Creator subscription platform Patreon launched a major rebrand Wednesday, with a new logo, brand identity and a bundle of new features aimed at helping creators and fans run businesses and connect beyond the basic membership paywall it started out as 10 years ago.
“We’re no longer a membership company, we’re a creator fandom company,”
Patreon CEO Jack Conte told The Publish Press. “And that’s what we’re tackling in this next chapter of Patreon."
Conte is referring to several significant updates, including free membership tiers for creators that will allow fans to follow their work without having to sign up for a paid subscription, a community-building feature the company has been testing since June.
To help creators build their business, Patreon is also making it possible to sell family-appropriate digital products directly on the app. This could include exclusive videos and files alongside creators’ typical paywalled offerings.
In addition, Patreon is looking to make creator-to-fan and fan-to-fan communication more central to the in-app experience by launching a Discord-like messaging system called community chats.
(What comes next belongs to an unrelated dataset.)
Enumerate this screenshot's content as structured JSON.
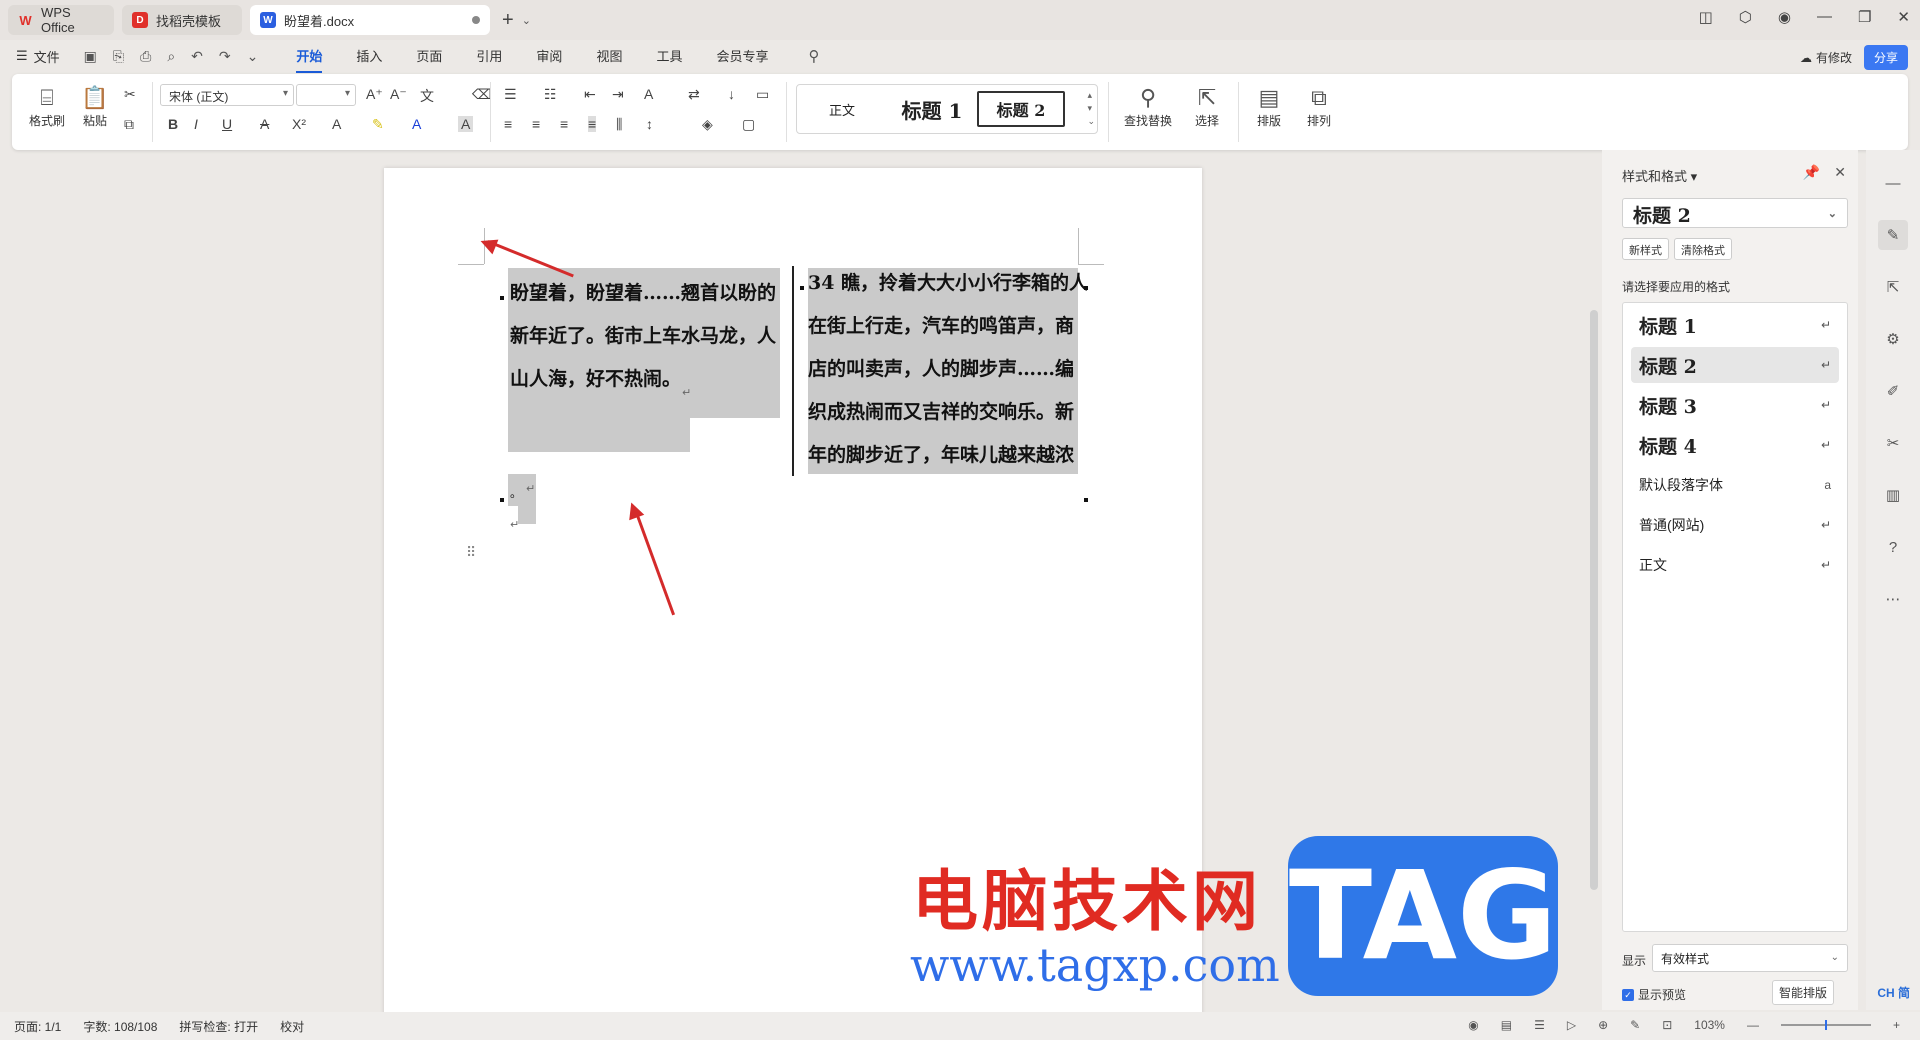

Originally announced in September, the creator-run chat feature allows Patreon users to chat with each other outside of comment sections.
Creators also have the option to customize their chats by name, topic, emoji and member tier, allowing their fans to find desired ecosystems within the app to discuss and share the work and interests they are passionate about.
Patreon has made it clear that personalized algorithms will not be included in the company’s rebrand.
While the majority of Patreon creators use other social-media apps simultaneously to build their audience, the company says, algorithms are not helpful for regularly reaching fans.
“Our creative freedom as artists is challenged when we’re forced to play by [a platform’s algorithm] in order to reach our audience,” Conte said. “YouTube and TikTok will help you reach new fans, but Patreon isn’t going to have discovery and recommendations and personalization.”
Instead, Patreon users will notice an updated home feed that organizes posts in reverse-chronological order under individual creators, so fans can find the creator’s latest offerings grouped together instead of scattered between other creators’ posts.
Patreon has also introduced a new mobile app and updated its logo into a shape-shifting multicolored bean, although the company says that in the near future creators will have the option to make their own custom version of the logo using whichever colors, textures, and motion they would like.
The rebrand comes after Patreon faced a host of unforeseen issues this summer, with creators reporting an inability to access their earned money and fans reporting that their subscriptions were being canceled without their knowledge.
The company’s valuation also dropped 70% last fall.